For Barentz, it was an understandably tense journey. As it turned out, it was the 28 year old Swede's first time commanding a vessel, and he was expected to not only run a hostile blockade and land contraband on an unfamiliar coast, but to do it while he had an incognito monarch on his little ship. When the Yongfrau Agathe sighted Corsica, he lost his nerve, complaining that he knew no safe anchorages here and that they should make for Livorno or Naples instead. When a sail was sighted to the north, he ordered that the ship beat out to sea; he was sure it was a Genoese warship. Theodore, the only passenger who spoke Swedish (Barentz's Dutch was atrocious), had to talk the jittery young captain down. The Yongfrau Agathe steered back towards Corsica and eventually made its way around the western coast to Isola Rossa, where Colonel Antonio Colonna, Costa's nephew, volunteered to take a small group ashore in a boat. Theodore, after all, had been gone for several months, and had no way of knowing which parts of the island remained in friendly hands. Fortunately for Colonna, Isola Rossa remained friendly, and having received his positive report Barentz sailed the Agathe into the harbor.[A]
It was August 20th. The king was back.
Footnotes
[1] His command was indeed nominal, which was for the best as far as his own reputation was concerned, as Austrian performance in this war left much to be desired. All duties of command were exercised for him by a general, and Francis was kept far from the army—not so much to spare him from enemy action as to shield him from the epidemics which ravaged the camp of the common soldiery.
Timeline Notes
[A] IOTL, the Yongfrau Agathe never brought Theodore to Corsica. He had been recognized at Lisbon, and then the ship was held up for several weeks by the Spanish at Oran. When the ship reached Sardinia, it encountered another Dutch vessel, whose captain informed Barentz that everyone was talking about Theodore's supposedly imminent arrival. Theodore concluded that it was not the right time for his return, as the Genoese seemed to be ready for him; perhaps his courage failed him.
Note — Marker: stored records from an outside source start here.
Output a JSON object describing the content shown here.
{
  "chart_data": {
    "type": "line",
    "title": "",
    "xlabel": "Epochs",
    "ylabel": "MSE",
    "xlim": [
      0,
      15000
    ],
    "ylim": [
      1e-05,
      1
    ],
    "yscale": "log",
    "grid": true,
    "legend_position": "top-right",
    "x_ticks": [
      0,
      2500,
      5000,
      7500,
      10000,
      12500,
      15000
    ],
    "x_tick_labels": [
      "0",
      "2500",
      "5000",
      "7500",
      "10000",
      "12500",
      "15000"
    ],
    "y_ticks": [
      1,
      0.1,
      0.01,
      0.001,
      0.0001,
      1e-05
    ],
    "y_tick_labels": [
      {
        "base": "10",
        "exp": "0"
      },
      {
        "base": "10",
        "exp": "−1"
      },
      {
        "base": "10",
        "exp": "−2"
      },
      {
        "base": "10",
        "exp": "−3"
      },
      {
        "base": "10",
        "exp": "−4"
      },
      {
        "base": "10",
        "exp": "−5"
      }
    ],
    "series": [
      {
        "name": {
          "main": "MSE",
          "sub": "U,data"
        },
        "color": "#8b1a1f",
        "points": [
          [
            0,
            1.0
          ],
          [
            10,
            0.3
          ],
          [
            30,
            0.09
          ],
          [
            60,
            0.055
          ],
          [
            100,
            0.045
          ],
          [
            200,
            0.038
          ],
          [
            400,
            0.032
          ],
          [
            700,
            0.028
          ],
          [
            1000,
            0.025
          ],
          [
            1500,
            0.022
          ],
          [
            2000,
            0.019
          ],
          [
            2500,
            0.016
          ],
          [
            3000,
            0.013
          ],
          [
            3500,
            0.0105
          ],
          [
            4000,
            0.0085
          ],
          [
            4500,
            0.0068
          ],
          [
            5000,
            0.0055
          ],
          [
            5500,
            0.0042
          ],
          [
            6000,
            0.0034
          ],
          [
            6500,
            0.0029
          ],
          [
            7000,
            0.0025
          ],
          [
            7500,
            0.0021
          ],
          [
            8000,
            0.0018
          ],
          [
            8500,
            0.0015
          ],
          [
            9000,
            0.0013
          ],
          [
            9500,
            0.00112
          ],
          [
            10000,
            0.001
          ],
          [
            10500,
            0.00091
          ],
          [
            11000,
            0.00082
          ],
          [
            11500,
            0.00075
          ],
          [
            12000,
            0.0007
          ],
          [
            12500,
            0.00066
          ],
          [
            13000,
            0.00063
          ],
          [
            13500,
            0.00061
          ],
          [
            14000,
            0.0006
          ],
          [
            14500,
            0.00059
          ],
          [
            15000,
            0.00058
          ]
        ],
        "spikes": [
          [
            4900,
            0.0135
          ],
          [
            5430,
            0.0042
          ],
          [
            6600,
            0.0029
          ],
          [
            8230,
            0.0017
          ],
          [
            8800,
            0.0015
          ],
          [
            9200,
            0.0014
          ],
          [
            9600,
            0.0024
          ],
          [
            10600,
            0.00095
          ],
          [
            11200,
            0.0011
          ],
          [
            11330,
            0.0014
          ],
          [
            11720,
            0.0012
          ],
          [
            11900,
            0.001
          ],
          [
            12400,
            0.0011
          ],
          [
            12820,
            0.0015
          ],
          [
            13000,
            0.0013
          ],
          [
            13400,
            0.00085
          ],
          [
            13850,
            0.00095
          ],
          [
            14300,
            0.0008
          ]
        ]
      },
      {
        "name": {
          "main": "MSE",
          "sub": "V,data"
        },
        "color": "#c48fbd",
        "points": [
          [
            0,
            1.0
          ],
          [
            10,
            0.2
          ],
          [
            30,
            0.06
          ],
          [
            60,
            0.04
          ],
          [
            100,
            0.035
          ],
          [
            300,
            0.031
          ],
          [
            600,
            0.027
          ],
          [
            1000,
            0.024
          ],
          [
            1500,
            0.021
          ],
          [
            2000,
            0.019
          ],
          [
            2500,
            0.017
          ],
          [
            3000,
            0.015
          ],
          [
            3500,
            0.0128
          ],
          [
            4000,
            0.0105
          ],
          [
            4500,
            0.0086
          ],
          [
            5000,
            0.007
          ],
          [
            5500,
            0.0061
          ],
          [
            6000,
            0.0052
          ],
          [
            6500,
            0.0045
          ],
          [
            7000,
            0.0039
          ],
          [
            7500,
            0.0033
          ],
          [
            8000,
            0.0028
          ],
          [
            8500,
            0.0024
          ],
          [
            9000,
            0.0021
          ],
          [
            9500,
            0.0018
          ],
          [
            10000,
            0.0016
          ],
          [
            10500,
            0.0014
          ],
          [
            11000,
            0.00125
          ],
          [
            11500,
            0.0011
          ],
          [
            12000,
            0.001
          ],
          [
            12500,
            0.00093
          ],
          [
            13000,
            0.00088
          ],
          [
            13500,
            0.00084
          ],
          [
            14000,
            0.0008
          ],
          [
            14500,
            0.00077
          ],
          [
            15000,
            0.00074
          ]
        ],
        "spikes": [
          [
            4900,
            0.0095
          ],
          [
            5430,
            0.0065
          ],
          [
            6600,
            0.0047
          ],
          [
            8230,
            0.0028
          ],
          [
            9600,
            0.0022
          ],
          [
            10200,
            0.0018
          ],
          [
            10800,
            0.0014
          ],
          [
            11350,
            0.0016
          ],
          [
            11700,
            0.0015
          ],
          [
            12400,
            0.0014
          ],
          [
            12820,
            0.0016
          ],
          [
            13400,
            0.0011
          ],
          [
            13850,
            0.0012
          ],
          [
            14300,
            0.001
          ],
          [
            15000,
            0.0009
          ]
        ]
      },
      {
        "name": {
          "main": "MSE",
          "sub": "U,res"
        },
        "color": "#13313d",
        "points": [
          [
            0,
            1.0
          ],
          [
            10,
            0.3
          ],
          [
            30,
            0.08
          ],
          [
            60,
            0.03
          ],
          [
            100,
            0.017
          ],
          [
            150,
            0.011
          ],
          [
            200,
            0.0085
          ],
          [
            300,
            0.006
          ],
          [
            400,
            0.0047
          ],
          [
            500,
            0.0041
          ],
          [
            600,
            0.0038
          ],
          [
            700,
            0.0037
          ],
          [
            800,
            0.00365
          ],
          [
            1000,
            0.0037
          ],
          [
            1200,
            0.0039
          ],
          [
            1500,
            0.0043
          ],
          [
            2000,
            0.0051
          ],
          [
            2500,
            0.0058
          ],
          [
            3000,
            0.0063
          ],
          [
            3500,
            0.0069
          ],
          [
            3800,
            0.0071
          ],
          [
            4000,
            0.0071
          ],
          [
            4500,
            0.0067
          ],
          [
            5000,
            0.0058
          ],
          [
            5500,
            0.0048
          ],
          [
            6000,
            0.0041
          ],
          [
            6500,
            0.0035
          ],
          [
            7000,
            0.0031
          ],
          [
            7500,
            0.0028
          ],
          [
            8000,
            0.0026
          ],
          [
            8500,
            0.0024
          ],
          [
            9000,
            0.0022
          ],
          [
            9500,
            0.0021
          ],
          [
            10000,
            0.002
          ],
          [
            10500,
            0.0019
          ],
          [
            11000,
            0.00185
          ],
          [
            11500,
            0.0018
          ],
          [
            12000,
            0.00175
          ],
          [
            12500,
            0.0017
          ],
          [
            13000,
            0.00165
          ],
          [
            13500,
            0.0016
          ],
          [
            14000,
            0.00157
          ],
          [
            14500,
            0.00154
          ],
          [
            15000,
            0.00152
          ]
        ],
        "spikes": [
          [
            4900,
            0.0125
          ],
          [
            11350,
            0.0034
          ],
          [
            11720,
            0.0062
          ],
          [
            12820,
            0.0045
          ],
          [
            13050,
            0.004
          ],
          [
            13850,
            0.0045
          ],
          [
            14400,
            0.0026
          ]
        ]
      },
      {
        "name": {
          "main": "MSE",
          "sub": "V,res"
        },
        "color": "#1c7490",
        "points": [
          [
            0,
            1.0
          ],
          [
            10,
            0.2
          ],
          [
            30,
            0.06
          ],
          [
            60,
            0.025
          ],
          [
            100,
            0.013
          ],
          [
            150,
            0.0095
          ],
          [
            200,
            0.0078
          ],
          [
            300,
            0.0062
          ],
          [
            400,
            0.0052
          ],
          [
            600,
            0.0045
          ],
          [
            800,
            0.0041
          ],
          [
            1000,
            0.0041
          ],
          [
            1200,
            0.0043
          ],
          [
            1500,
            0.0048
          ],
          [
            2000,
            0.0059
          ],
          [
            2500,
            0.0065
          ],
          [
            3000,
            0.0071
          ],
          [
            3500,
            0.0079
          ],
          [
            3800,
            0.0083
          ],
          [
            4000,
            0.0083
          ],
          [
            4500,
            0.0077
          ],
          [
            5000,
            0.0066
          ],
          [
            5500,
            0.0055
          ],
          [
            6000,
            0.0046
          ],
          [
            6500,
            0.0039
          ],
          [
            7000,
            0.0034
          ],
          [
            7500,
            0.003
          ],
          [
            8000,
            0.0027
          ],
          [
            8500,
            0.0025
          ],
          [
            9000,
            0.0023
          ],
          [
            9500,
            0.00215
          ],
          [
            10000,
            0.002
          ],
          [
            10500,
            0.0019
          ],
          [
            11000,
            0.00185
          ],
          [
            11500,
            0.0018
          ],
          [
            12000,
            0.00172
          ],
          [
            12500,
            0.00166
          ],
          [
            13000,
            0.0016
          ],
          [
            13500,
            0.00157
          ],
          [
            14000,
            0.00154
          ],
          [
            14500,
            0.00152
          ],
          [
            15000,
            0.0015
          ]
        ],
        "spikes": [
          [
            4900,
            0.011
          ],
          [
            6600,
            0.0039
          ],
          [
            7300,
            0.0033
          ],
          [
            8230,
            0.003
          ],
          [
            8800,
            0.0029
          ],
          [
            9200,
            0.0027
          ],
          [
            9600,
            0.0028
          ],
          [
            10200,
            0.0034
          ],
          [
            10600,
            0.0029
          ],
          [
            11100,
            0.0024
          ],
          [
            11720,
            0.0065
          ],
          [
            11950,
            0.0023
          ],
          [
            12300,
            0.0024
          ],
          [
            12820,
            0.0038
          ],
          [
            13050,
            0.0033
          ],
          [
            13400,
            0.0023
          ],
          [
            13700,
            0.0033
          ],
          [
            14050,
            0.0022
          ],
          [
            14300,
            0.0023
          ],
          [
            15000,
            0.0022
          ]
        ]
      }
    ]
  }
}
For whatever reason, he switched ships and returned to Holland, while Barentz continued to Corsica. Barentz landed some of Theodore's volunteers on the island, but since he could find no safe anchorage (remember, IOTL the Genoese still held all the major ports), he too chickened out and sailed for Livorno. The supplies probably never made it to Corsica. ITTL, I am assuming that the different timeline means the chance recognition of Theodore at Lisbon and the ship's detention by the Spanish never happen, and neither does the encounter with the other Dutch ship. An uneventful voyage is quite plausible, given that the second ship which sailed in 1737 IOTL—the one chartered by dell'Agata—made it to Isola Rossa with no problems (until it reached Isola Rossa, that is, because they mistakenly thought it was in rebel hands; it wasn't, and dell'Agata was arrested and executed by the Genoese authorities there). As a result, ITTL, Theodore lands safely. When I was originally coming up with this TL, that was actually my POD: Theodore lands successfully on Corsica in 1737. I ultimately decided, however, that too much had gone wrong in 1736 for a 1737 POD to be very plausible; in particular, the Corsicans held no ports, Fabiani was dead, and Paoli was still alive. Ultimately I settled on the current POD in an attempt to rectify those things.